Presentation will feature activists from North Shore’s Tsleil-Waututh Nation
Four students from Capilano University’s School of Communications are bringing the fight to campus.
On Monday, Apr. 3, four students from a Project Group in Communications course will be hosting a summit at the Capilano Students’ Union (CSU) Members’ Centre in the library building to address issues surrounding the approval of the Kinder Morgan pipeline. The students, Javen Loewen, Natalie Danieli, Nathan Harada and Kevin O’Neill are dedicating the forum to the lack of consultation that the Tsleil-Waututh, Musqueam and Squamish People received from the government, National Energy Board and Kinder Morgan before the approval of the pipeline.
“The main focus that our group has come to is to really talk about how the First Nations people really hasn’t been consulted with,” said Loewen. “All the conditions that the government was supposed to meet before they got the okay and full approval ahead of this was not met with.”
The forum will include the participation of two well-regarded members of the Tsleil-Waututh Nation, Benjamin West and Cedar George-Parker. West, the communications coordinator of the Tsleil-Waututh Nation’s Sacred Trust Initiative, will be coming in to ensure that the forum distributes accurate information regarding the issues that the Tsleil-Waututh Nation holds against Kinder Morgan.
On the other hand, George-Parker will be attending as the official spokesperson for the Sacred Trust Initiative.

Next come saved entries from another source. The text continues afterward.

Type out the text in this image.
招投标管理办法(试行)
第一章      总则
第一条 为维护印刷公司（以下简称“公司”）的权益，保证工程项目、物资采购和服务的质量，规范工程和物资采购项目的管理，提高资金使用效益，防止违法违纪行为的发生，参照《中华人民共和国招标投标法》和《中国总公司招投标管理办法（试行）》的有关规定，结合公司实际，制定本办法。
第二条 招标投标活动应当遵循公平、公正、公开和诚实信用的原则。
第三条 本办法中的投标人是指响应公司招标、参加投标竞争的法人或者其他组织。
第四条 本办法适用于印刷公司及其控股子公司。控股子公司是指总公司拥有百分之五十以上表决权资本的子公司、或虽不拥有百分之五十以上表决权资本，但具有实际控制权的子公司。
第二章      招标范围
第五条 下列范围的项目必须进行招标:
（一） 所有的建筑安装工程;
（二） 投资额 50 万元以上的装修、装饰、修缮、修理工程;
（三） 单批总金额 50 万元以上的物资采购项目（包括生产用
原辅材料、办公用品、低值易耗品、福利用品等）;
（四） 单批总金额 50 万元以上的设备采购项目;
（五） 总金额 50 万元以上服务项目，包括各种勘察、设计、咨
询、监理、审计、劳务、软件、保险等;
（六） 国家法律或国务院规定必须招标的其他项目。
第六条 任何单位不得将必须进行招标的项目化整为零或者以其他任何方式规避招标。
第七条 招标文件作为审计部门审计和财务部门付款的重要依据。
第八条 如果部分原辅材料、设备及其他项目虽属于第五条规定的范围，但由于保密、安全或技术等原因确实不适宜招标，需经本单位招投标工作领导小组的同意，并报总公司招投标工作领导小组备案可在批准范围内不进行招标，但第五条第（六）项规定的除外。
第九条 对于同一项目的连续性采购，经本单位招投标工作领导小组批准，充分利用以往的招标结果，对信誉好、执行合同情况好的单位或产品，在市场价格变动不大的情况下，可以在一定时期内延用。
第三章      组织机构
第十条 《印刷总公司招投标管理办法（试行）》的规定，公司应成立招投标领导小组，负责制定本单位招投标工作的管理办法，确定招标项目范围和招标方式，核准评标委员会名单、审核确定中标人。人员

George-Parker has worked closely with the initiative’s managers, as well as Tsleil-Waututh elder Amy George, in their efforts to combat Kinder Morgan’s advancement towards First Nations lands.
A noted youth activist, George-Parker is regarded as one of the more vocal youth protestors in the community, having participated in many of Tsleil-Waututh’s forums and panels, including Many Paddles One Canoe event his past month.
Both West and George-Parker have been heavily involved with the work of the Sacred Trust Initiative, a group dedicated to combating Kinder Morgan’s advancement on First Nations land.
“We’re bringing in some people to speak about why they’re opposing Kinder Morgan in-depth and how they’ve been struggling with the provincial government and approval of the project,” said Loewen.
For Loewen, having the chance to use class-based projects to address real sociopolitical issues is not an opportunity to be taken lightly. “Its very important for students to use school projects as a way to get involved in the community and be able to make a difference,” he said. “The ideas can be put into action, and these projects can look great on a resume.”
Through O’Neill’s work with the Tsleil-Waututh Nation, the group was able to secure the participation of more than credible speakers regarding Kinder Morgan. A distinction that Loewen deems to be integral to their operations. “To have these speakers coming means so much to us,” he said. “They are extremely important people and have significant roles in the battle against Kinder Morgan… I believe what they have to say will leave a lasting memory on everyone who attends.